Gerard si tirò in avanti sulla sedia, guardando negli occhi Rhys. Era viva quando l’ho vista io, fratello.»
«No non più», ribatté Rhys, «e nemmeno mio fratello. Entrambi erano... sono... morti.»
«Morti come un ghiro», disse Nightshade con compiacenza, mordendo la mela. Si deterse il succo col dorso della mano. «Si vede dagli occhi.»
Gerard scrollò il capo. «Meglio se cominciaste dall’inizio, fratello.»

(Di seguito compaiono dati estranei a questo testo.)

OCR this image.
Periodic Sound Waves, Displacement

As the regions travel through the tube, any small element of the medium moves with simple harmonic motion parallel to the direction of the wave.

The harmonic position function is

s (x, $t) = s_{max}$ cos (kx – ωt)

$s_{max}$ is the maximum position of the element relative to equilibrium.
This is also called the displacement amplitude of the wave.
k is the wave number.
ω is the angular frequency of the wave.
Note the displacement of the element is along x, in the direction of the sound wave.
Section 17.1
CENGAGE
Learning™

«Magari potessi», disse sottovoce Rhys.
4
«Vedete, sceriffo, non so dove incominci la storia», spiegò Rhys. «La storia sembra avermi trovato da qualche parte in mezzo. È incominciata quando mio fratello Lleu è venuto a trovarmi al monastero. L’hanno portato lì i nostri genitori. Lui conduceva una vita sfrenata, faceva baldoria, frequentava cattive compagnie. Io in questo non vedevo altro che l’esuberanza della gioventù. Però è venuto fuori che io ero cieco. Il Maestro del nostro ordine e Atta vedevano chiaramente quello che io non vedevo: che in Lleu c’era qualcosa di terribilmente fuori posto.»